There were plans for a new decimal coin to be introduced with a value of a quarter-penny, in order to allow the pre-decimal threepence to continue in circulation as the halfpenny had allowed for the sixpence to stick around. The quarter-penny was going to be minted from aluminium, but given the backlash, the halfpenny obtained they probably made the right choice to scrap the idea!

What was the design of the decimal halfpenny?

The reverse of the decimal halfpenny featured an image of St Edward’s Crown alongside the inscription ‘NEW PENNY’ at the top, with the value ‘1/2’ towards the bottom. The inscription was changed to ‘HALF PENNY’ between 1982 and 1984 as the coins were no longer considered new, so to speak. The coin was minted from bronze, similarly to the 1p and 2p coins.

The design pays tribute to the St Edward’s Crown, the centrepiece of the Crown Jewels in the Tower of London. The present version of the Crown has been used to crown monarchs ever since George V, who brought back the tradition at the beginning of his reign. The Crown is solid gold and weighs 2.23 kilograms, with 444 precious stones to decorate it.

The 1971 New Halfpenny Reverse Design
1971 Halfpenny Reverse Design (CC BY-SA 3.0)

The obverse design of the coin features the profile of Queen Elizabeth designed by Arnold Machin RA. This design was introduced by Machin in 1968 and continued to be used on British coins until 1984. A similar design by Machin was also selected to use on postage stamps and has been used ever since 1967, becoming possibly the most used image of the Queen to date. It is interesting to know that the Queen is wearing the ‘Girls of Great Britain and Ireland’ Tiara in this design.

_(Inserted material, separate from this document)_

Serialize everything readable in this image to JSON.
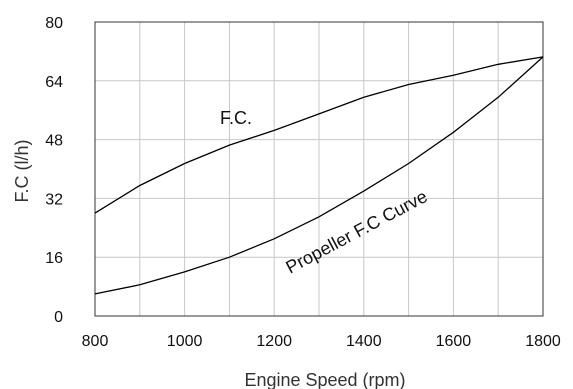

The 1971 Halfpenny Obverse Design
1971  Halfpenny Obverse Design (CC BY-SA 3.0)

How much is a decimal halfpenny worth today?

When looking at how much a halfpenny is worth today, its important to consider how many of them were minted to get an idea as to how scarce they are. The mintage figures from 1971 to 1984 can be found below (source =royalmintmuseum):

  • 1971 = 1,394,188,251
  • 1972 = proof sets only
  • 1973 = 365,680,000
  • 1974 = 365,448,000
  • 1975 = 197,600,000
  • 1976 = 412,172,000
  • 1977 = 66,368,000
  • 1978 = 59,532,000
  • 1979 = 219,132,000
  • 1980 = 202,788,000
  • 1981 = 46,748,000
  • 1982 = 190,752,000
  • 1983 = 7,600,000
  • 1984 = proof sets only

That’s a whopping 3,528,008,251 coins in total!

Now, we can assume quite a few of these would’ve been simply discarded and thrown away due to their very small dimensions and the general hatred of them by the public, but it is clear to see that there are still a lot of these still around.

We’ve taken a look at eBay to see what the secondary marketplace is looking like for decimal halfpennies and to no surprise, they do not sell for very much at all. We found average values from as low as 2 pence per coin to upwards of 45 pence per coin. The difficulty, however, was finding listings of people actually selling decimal halfpennies and not pre-decimal halfpennies, which seem to be in much greater demand. In fact, we even found many listings for sealed brilliant uncirculated decimal half pennies regularly selling for around 6 pence per coin, further highlighting how little these coins are worth.

There are of course other versions of the coin to consider, such as proof versions or those that are in collectable sets which can sell for a much higher price, but for the sake of simplicity, we have only included regular versions.